Storm windows extending four days after a Kp 5 event show elevated amplitude averaging 0.353 compared to 0.343 during quiet periods. This persistence reflects the time required for the ionosphere to return to baseline conductivity after particle injection stops. Charged particles remain trapped along magnetic field lines, continuing to influence the cavity even after the initial disturbance passes. The effect size measured by Cohen’s d reaches 0.19, small but consistent across hundreds of observations. These extended impacts show that the system does not respond instantly but instead holds altered conditions for several days. The delay creates a measurable footprint of space weather inside Earth’s electromagnetic environment.
Current verified measurements place the baseline amplitude range between 0.344 and 0.366 across geomagnetic conditions recorded between 2013 and 2017, with frequency shifts remaining below 0.1 hertz even during strong storms. The Kp index remains nearly independent of lightning activity, confirming that these changes originate in the ionosphere rather than the lower atmosphere. Continuous monitoring stations operating at mid-latitudes record these variations with precision below 0.5 percent, establishing a stable observational baseline.
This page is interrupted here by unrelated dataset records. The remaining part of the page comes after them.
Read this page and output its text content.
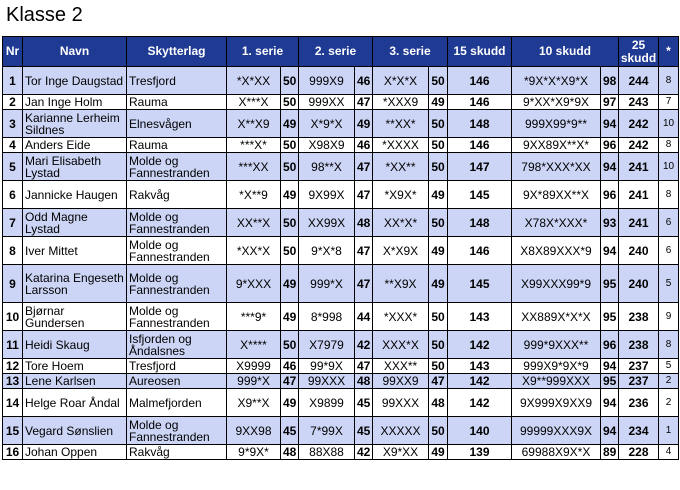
Klasse 2
Nr	Navn	Skytterlag	1. serie		2. serie		3. serie		15 skudd	10 skudd		25 skudd	*
1	Tor Inge Daugstad	Tresfjord	*X*XX	50	999X9	46	X*X*X	50	146	*9X*X*X9*X	98	244	8
2	Jan Inge Holm	Rauma	X***X	50	999XX	47	*XXX9	49	146	9*XX*X9*9X	97	243	7
3	Karianne Lerheim Sildnes	Elnesvågen	X**X9	49	X*9*X	49	**XX*	50	148	999X99*9**	94	242	10
4	Anders Eide	Rauma	***X*	50	X98X9	46	*XXXX	50	146	9XX89X**X*	96	242	8
5	Mari Elisabeth Lystad	Molde og Fannestranden	***XX	50	98**X	47	*XX**	50	147	798*XXX*XX	94	241	10
6	Jannicke Haugen	Rakvåg	*X**9	49	9X99X	47	*X9X*	49	145	9X*89XX**X	96	241	8
7	Odd Magne Lystad	Molde og Fannestranden	XX**X	50	XX99X	48	XX*X*	50	148	X78X*XXX*	93	241	6
8	Iver Mittet	Molde og Fannestranden	*XX*X	50	9*X*8	47	X*X9X	49	146	X8X89XXX*9	94	240	6
9	Katarina Engeseth Larsson	Molde og Fannestranden	9*XXX	49	999*X	47	**X9X	49	145	X99XXX99*9	95	240	5
10	Bjørnar Gundersen	Molde og Fannestranden	***9*	49	8*998	44	*XXX*	50	143	XX889X*X*X	95	238	9
11	Heidi Skaug	Isfjorden og Åndalsnes	X****	50	X7979	42	XXX*X	50	142	999*9XXX**	96	238	8
12	Tore Hoem	Tresfjord	X9999	46	99*9X	47	XXX**	50	143	999X9*9X*9	94	237	5
13	Lene Karlsen	Aureosen	999*X	47	99XXX	48	99XX9	47	142	X9**999XXX	95	237	2
14	Helge Roar Åndal	Malmefjorden	X9**X	49	X9899	45	99XXX	48	142	9X999X9XX9	94	236	2
15	Vegard Sønslien	Molde og Fannestranden	9XX98	45	7*99X	45	XXXXX	50	140	99999XXX9X	94	234	1
16	Johan Oppen	Rakvåg	9*9X*	48	88X88	42	X9*XX	49	139	69988X9X*X	89	228	4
The resonance system remains active at all times due to constant lightning input, with geomagnetic storms acting as a secondary modifier layered on top of this dominant driver. These measurements define the current operational envelope of the Earth-ionosphere cavity under varying space weather conditions.
The next procedural step is integrating Kp data directly into real-time Schumann resonance monitoring pipelines so amplitude shifts linked to ionospheric compression can be separated from lightning-driven variability. Extending the dataset beyond 2017 across a full solar cycle provides the required range of storm intensities to confirm persistence of the 3 percent variance contribution. Expanding station coverage to higher latitudes tests whether the directional frequency shift strengthens closer to auroral zones where geomagnetic currents peak. Continuous comparison between stations aligned at different geomagnetic angles isolates how field geometry shapes resonance behavior. These steps move the system from passive observation toward a calibrated indicator of ionospheric state under active geomagnetic forcing.
Source:
Cann, K. (2026). Geomagnetic storm enhancement of Schumann resonance amplitude: a dose-response analysis using the Sierra Nevada ELF archive.